Die Europäisierungsforschung hat nicht bei den “alten” Mitgliedsstaaten Halt gemacht. Mit der Osterweiterung hat sie ein neues Laboratorium erhalten, in dem Konzepte und Erklärungsansätze auf ihre Übertragbarkeit in andere politische, gesellschaftliche, wirtschaftliche und kulturelle Kontexte überprüft werden können. Die Ringvorlesung wird der Frage nachgehen, inwieweit die Wirkung der Europäisierung auf die innerstaatlichen Strukturen der Beitrittsländer sich substantiell unterscheidet von den Effekten, die wir in den „alten“ Mitgliedsstaaten beobachtet haben und wie sich Unterschiede innerhalb und zwischen den Alten und den Neuen erklären lassen. Die Vortragenden kommen sowohl aus der Politikwissenschaft wie aus der politischen Praxis und werden auf der Grundlage ihrer Expertise zentrale Fragen und Probleme der Osterweiterung aus der Perspektive der Europäisierung diskutieren.

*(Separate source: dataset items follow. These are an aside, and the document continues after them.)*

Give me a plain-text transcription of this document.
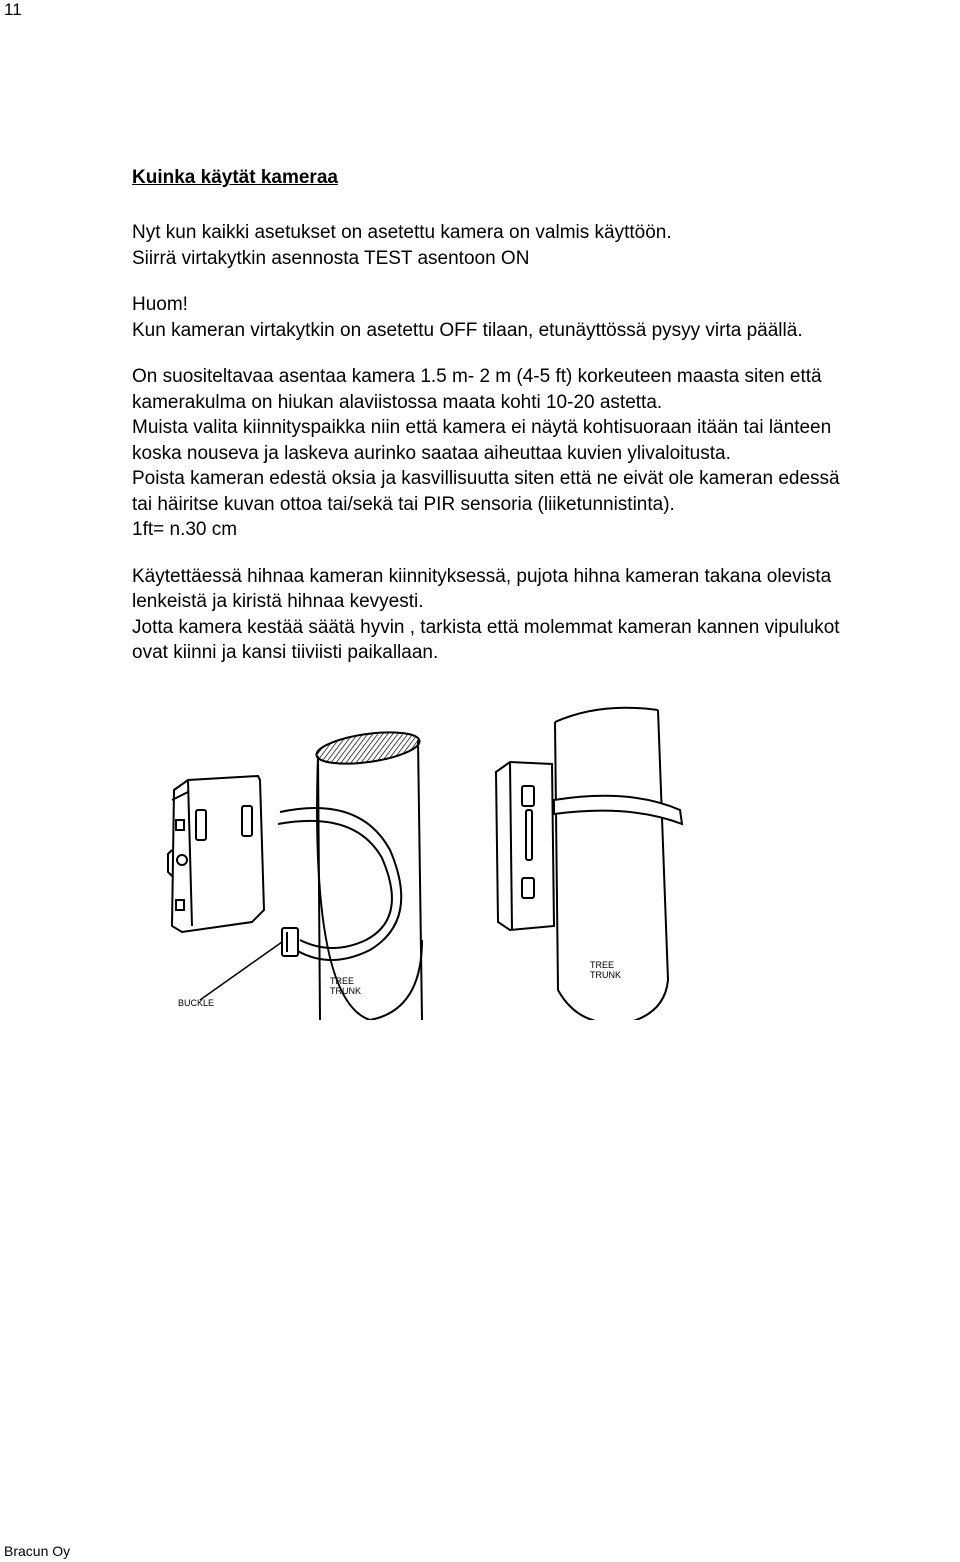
11
Kuinka käytät kameraa

Nyt kun kaikki asetukset on asetettu kamera on valmis käyttöön.

Siirrä virtakytkin asennosta TEST asentoon ON

Huom!

Kun kameran virtakytkin on asetettu OFF tilaan, etunäyttössä pysyy virta päällä.

On suositeltavaa asentaa kamera 1.5 m- 2 m (4-5 ft) korkeuteen maasta siten että

kamerakulma on hiukan alaviistossa maata kohti 10-20 astetta.

Muista valita kiinnityspaikka niin että kamera ei näytä kohtisuoraan itään tai länteen

koska nouseva ja laskeva aurinko saataa aiheuttaa kuvien ylivaloitusta.

Poista kameran edestä oksia ja kasvillisuutta siten että ne eivät ole kameran edessä

tai häiritse kuvan ottoa tai/sekä tai PIR sensoria (liiketunnistinta).

1ft= n.30 cm

Käytettäessä hihnaa kameran kiinnityksessä, pujota hihna kameran takana olevista

lenkeistä ja kiristä hihnaa kevyesti.

Jotta kamera kestää säätä hyvin , tarkista että molemmat kameran kannen vipulukot

ovat kiinni ja kansi tiiviisti paikallaan.

BUCKLE
TREE
TRUNK
TREE
TRUNK
Bracun Oy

Bedingungen für den Scheinerwerb

Teilnahmeschein

Bestehen eines Kurztests („Midterm Exam“), der Anfang Juni stattfinden wird

Leistungsschein

zusätzlich zur Teilnahme (Bestehen des Kurztests): Bestehen der 2-stündigen Abschlussklausur

Literatur zur Einführung in die Thematik der Vorlesung

  • Schimmelfennig, Frank und Ulrich Sedelmeier (Hrsg.) (2005). The Europeanization of Central and Eastern Europe. Ithaca, Cornell University Press.
  • Kutter, Amelie und Vera Trappmann (Hrsg.) (2006). Das Erbe des Beitritts. Europäisierung in Mittel- und Osteuropa. Baden-Baden: Nomos.

Der Vorlesungsplan enthält eine Liste mit der für die jeweiligen Sitzungen relevanten Literatur. Die Pflichtlektüre ist in einem Reader zusammengestellt, der im Copyshop in der Brümmerstraße 40/Ecke Thielallee erhältlich ist.